Any realistic approach to illness must include an objective appraisal of the dysfunction of the body (pathology), an understanding of how the patient sees the problem (empathy) and a philosophy of diagnosis and treatment which may involve a wide range of perspectives and skills. What follows is an attempt to walk a tightrope between knowledge and understanding, so that the science of pathology and all its clinical manifestations becomes comprehensible without the dubious necessity of surrounding oneself with a fortification of information for its own sake, which is as able to erect barriers as destroy them. Hence the book is hopefully not a catalogue of diseases but an appraisal of the disorders likely to be seen in the average working life of a practitioner.

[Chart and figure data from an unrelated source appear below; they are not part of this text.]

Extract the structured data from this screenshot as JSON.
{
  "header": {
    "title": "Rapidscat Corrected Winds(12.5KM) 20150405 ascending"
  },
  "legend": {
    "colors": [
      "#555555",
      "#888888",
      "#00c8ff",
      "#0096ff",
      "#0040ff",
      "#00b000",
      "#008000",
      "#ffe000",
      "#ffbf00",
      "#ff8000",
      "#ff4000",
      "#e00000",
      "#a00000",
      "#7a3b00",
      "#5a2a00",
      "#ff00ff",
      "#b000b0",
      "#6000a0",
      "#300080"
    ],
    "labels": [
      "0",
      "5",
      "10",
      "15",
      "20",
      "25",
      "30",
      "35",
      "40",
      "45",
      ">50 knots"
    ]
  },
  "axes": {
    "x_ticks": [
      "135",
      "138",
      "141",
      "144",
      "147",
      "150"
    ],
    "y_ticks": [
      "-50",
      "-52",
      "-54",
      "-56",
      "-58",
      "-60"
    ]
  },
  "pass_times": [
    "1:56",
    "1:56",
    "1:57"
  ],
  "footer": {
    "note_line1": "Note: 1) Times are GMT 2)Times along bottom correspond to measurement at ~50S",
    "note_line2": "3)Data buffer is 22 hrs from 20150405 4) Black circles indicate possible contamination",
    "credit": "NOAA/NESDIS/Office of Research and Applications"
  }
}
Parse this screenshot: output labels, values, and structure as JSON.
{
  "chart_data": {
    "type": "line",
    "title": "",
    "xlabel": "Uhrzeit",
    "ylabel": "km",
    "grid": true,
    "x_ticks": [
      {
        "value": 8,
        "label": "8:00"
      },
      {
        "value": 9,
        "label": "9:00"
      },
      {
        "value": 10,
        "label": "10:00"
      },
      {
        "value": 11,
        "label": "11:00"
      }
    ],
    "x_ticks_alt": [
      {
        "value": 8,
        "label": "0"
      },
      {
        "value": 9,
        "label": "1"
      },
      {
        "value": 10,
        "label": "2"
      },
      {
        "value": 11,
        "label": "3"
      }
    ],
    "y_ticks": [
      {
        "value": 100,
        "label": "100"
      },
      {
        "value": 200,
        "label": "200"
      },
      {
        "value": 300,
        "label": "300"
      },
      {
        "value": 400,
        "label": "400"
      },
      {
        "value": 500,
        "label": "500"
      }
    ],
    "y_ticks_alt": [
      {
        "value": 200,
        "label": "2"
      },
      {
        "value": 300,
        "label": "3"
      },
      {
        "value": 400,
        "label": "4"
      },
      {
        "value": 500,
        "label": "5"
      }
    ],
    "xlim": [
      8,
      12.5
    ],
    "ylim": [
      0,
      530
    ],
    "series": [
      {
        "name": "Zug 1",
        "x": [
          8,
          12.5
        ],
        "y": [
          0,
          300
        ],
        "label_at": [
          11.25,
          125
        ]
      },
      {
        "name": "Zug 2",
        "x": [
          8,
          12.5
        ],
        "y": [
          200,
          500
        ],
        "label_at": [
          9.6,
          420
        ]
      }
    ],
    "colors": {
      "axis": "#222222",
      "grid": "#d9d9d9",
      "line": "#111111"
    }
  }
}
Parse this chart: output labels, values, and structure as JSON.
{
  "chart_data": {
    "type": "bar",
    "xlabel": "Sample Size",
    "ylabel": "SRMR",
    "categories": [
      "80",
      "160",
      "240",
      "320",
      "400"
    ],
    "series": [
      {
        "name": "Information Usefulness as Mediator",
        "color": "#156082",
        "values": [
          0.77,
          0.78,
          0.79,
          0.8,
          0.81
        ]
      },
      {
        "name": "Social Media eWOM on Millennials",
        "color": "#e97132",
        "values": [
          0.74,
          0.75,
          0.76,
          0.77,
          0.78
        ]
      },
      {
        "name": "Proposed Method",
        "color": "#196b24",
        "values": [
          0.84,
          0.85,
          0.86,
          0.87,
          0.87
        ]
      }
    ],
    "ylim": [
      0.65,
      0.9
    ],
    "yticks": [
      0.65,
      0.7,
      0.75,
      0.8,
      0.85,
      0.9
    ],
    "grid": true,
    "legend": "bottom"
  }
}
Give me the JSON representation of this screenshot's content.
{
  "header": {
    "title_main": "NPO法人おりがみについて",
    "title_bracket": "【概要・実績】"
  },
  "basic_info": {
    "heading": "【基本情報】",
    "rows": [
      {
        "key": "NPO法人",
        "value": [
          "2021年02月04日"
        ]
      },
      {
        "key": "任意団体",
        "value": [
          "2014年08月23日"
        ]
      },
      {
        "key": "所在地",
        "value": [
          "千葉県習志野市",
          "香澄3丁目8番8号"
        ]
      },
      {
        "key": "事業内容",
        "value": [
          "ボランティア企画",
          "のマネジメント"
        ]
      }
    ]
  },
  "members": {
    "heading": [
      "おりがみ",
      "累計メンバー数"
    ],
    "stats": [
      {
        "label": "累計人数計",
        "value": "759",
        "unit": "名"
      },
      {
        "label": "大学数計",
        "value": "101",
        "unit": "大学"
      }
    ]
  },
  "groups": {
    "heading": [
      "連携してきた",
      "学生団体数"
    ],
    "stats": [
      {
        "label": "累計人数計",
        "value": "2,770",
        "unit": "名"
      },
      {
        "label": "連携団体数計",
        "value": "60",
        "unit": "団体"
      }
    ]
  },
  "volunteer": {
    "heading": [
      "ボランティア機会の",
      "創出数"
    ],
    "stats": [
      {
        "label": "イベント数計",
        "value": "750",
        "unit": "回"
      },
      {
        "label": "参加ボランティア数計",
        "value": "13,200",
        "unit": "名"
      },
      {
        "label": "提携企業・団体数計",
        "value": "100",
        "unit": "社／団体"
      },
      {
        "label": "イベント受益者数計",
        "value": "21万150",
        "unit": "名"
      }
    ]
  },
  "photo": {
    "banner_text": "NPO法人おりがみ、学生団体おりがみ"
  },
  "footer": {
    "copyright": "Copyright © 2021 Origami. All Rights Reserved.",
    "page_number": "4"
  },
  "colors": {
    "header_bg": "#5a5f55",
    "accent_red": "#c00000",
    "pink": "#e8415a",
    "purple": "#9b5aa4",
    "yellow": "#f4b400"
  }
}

Rare diseases hold the same sort of fascination for medical authors as rare birds do for birdwatchers and most medical texts give a disproportionate amount of consideration to once-in-a-lifetime problems. This may mean that some readers will feel short-changed by the absence of parathyroid disorders for example, but the line has to be drawn somewhere, and those conditions affecting less than 1 in 20,000 of the population have been ignored or only mentioned in passing. If the core of medical science is understood the patient with a rare disease can be pursued in standard texts.